State Key Laboratory of Hybrid Rice, College of Life Sciences, Wuhan University, Wuhan, 430072, China.
Ezhou Seed Technology Research Institute of Hubei Province, Ezhou, 436043, China.
Plant Cell Rep. 2022 Jan;41(1):221-232. doi: 10.1007/s00299-021-02804-3. Epub 2021 Oct 25.
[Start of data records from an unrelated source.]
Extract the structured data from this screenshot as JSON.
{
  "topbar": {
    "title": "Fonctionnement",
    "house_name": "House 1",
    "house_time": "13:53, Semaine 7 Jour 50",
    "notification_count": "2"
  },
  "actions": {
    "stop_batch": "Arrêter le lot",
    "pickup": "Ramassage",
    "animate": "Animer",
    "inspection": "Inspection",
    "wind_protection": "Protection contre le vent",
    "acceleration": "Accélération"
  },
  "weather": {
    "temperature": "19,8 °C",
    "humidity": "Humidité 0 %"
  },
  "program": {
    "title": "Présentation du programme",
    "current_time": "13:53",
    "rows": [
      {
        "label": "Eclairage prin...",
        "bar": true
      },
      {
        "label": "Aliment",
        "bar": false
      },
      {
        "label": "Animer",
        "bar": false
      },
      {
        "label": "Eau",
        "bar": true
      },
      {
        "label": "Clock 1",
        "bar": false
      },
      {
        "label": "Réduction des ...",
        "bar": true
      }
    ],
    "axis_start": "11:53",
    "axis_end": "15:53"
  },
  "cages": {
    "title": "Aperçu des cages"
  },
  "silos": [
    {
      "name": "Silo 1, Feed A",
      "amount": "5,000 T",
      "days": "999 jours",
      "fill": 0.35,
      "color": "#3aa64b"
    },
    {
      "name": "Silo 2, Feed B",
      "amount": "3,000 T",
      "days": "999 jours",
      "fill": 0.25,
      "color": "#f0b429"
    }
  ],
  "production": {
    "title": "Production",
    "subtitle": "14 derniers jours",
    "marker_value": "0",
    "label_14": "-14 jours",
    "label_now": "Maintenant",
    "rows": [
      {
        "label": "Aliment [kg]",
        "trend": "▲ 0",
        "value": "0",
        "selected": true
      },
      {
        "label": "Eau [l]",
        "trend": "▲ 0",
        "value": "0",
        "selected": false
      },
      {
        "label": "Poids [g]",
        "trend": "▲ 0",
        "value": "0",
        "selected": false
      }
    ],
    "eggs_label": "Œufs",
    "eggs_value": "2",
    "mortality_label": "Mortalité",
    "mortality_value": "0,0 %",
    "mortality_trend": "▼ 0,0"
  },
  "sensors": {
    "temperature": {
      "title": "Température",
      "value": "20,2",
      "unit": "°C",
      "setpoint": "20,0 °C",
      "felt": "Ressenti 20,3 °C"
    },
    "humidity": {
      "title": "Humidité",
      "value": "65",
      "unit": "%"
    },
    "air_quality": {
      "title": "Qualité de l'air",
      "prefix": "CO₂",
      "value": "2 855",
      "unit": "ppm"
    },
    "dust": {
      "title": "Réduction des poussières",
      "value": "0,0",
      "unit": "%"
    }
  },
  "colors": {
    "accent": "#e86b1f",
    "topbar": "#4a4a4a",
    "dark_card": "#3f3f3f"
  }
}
ipa1 enhances rice drought tolerance mainly through activating the ABA pathway. It endows rice seedlings with a more developed root system, smaller leaf stomata aperture, and enhanced carbon metabolism. Drought is a major abiotic stress to crop production. IPA1 (IDEAL PLANT ARCHITECTURE 1)/OsSPL14 encodes a transcription factor and has been reported to function in both rice ideal plant architecture and biotic resistance. Here, with a pair of IPA1 and ipa1-NILs (Near Iso-genic Lines), we found that ipa1 could significantly improve rice drought tolerance at seedling stage. The ipa1 plants had a better-developed root system and smaller leaf stomatal aperture. Analysis of carbon-nitrogen metabolism-associated enzyme activity, gene expression, and metabolic profile indicated that ipa1 could tip the carbon-nitrogen metabolism balance towards an increased carbon metabolism pattern. In both the control and PEG-treated conditions, ABA content in the ipa1 seedlings was significantly higher than that in the IPA1 seedlings. Expression of the ABA biosynthesis genes was detected to be up-regulated, whereas the expression of ABA catabolism genes was down-regulated in the ipa1 seedlings. In addition, based on yeast one-hybrid assay and dual-luciferase assay, IPA1 was found to directly activate the promoter activity of OsHOX12, a transcription factor promoting ABA biosynthesis, and OsNAC52, a positive regulator of the ABA pathway. The expression of OsHOX12 and OsNAC52 was significantly up-regulated in the ipa1 plants. Combined with the previous studies, our results suggested that ipa1 could improve rice seedling drought tolerance mainly through activating the ABA pathway and that regulation of the ipa1-mediated ABA pathway will be an important strategy for improving drought resistance of rice.
要点:ipa1 主要通过激活 ABA 途径增强水稻的耐旱性。它赋予水稻幼苗更发达的根系、更小的叶片气孔孔径和增强的碳代谢。干旱是作物生产的主要非生物胁迫之一。IPA1(理想植物结构 1)/OsSPL14 编码一种转录因子,已被报道在水稻理想植物结构和生物抗性中发挥作用。在这里,我们使用一对 IPA1 和 ipa1-NILs(近等基因系),发现 ipa1 可以显著提高水稻幼苗期的耐旱性。ipa1 植株具有更发达的根系和更小的叶片气孔孔径。对碳氮代谢相关酶活性、基因表达和代谢谱的分析表明,ipa1 可以使碳氮代谢平衡向增加碳代谢模式倾斜。在对照和 PEG 处理条件下,ipa1 幼苗中的 ABA 含量明显高于 IPA1 幼苗。检测到 ABA 生物合成基因的表达上调,而 ABA 分解代谢基因的表达下调。此外,基于酵母单杂交测定和双荧光素酶测定,发现 IPA1 可以直接激活促进 ABA 生物合成的转录因子 OsHOX12 和 ABA 途径的正调节剂 OsNAC52 的启动子活性。ipa1 植株中 OsHOX12 和 OsNAC52 的表达明显上调。结合以前的研究,我们的结果表明,ipa1 主要通过激活 ABA 途径来提高水稻幼苗的耐旱性,调节 ipa1 介导的 ABA 途径将是提高水稻耐旱性的重要策略。